My question is how to support both search at the same time so these 2 entities are returned if searching by "Practical" or "Practical Co".
I read through the official hibernate search documentation and my hunch is that I should add one more field that is for untokenized search. Perhaps the way I construct the query builder needs to be updated as well?
Update
Not working solution using SimpleQueryString.
Based on the provided answer, I've written the following query builder logic. However, it doesn't work.
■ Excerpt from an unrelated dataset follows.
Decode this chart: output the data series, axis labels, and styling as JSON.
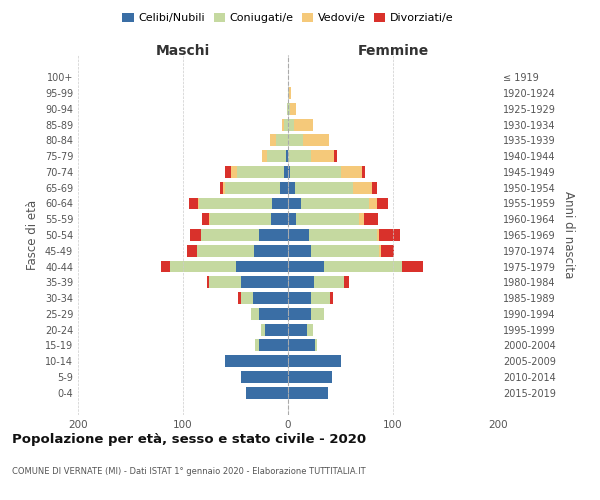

protected Query inputFilterBuilder() {
String[] searchableFields = getSearchableFields();
if(searchableFields.length == 0) {
return queryBuilder.simpleQueryString().onField("").matching("").createQuery();
}
SimpleQueryStringMatchingContext simpleQueryStringMatchingContext = queryBuilder.simpleQueryString().onField(searchableFields[0]);
for(int i = 1; i < searchableFields.length; i++) {
simpleQueryStringMatchingContext = simpleQueryStringMatchingContext.andField(searchableFields[i]);
}
return simpleQueryStringMatchingContext
.matching("\"" + searchRequest.getQuery() + "\"").createQuery();
}
Working solution using separate analyzer for query and phrase queries.
I found from the official documentation that we can use phrase queries to search for more than one word. So I wrote the following query builder method.
protected Query inputFilterBuilder() {
String[] searchableFields = getSearchableFields();
if(searchableFields.length == 0) {
return queryBuilder.phrase().onField("").sentence("").createQuery();
}
PhraseMatchingContext phraseMatchingContext = queryBuilder.phrase().onField(searchableFields[0]);
for(int i = 1; i < searchableFields.length; i++) {
phraseMatchingContext = phraseMatchingContext.andField(searchableFields[i]);
}
return phraseMatchingContext.sentence(searchRequest.getQuery()).createQuery();
}
This does not work for search using more than one word with a space in between. Then I added separate analyzers for indexing and querying as suggested, all of a sudden, it works.
Analyzers definitons:
@AnalyzerDef(name = "edgeNgram", tokenizer = @TokenizerDef(factory = WhitespaceTokenizerFactory.class),
filters = {
@TokenFilterDef(factory = ASCIIFoldingFilterFactory.class),
@TokenFilterDef(factory = LowerCaseFilterFactory.class),
@TokenFilterDef(factory = EdgeNGramFilterFactory.class,
params = {
@Parameter(name = "minGramSize", value = "1"),
@Parameter(name = "maxGramSize", value = "10")
})
})
@AnalyzerDef(name = "edgeNGram_query", tokenizer = @TokenizerDef(factory = WhitespaceTokenizerFactory.class),
filters = {
@TokenFilterDef(factory = ASCIIFoldingFilterFactory.class),
@TokenFilterDef(factory = LowerCaseFilterFactory.class)
})
Annotation for Deal name field:
@Field(store = Store.YES, analyzer = @Analyzer(definition = "edgeNgram"))
@Field(name = "edgeNGram_query", store = Store.YES, analyzer = @Analyzer(definition = "edgeNGram_query"))
@Field(name = "name_Sort", store = Store.YES, normalizer= @Normalizer(definition="lowercase"))
@SortableField(forField = "name_Sort")
@Column(name = "NAME")
private String name = "New Deal";
Code that override name field's analyzer to use the query analyzer
String[] searchableFields = getSearchableFields();
if(searchableFields.length > 0) {
EntityContext entityContext = fullTextEntityManager.getSearchFactory()
.buildQueryBuilder().forEntity(this.getClass().getAnnotation(SearchType.class).clazz()).overridesForField(searchableFields[0], "edgeNGram_query");
for(int i = 1; i < searchableFields.length; i++) {
entityContext.overridesForField(searchableFields[i], "edgeNGram_query");
}
queryBuilder = entityContext.get();
}
Follow up question Why does the above tweak actually works?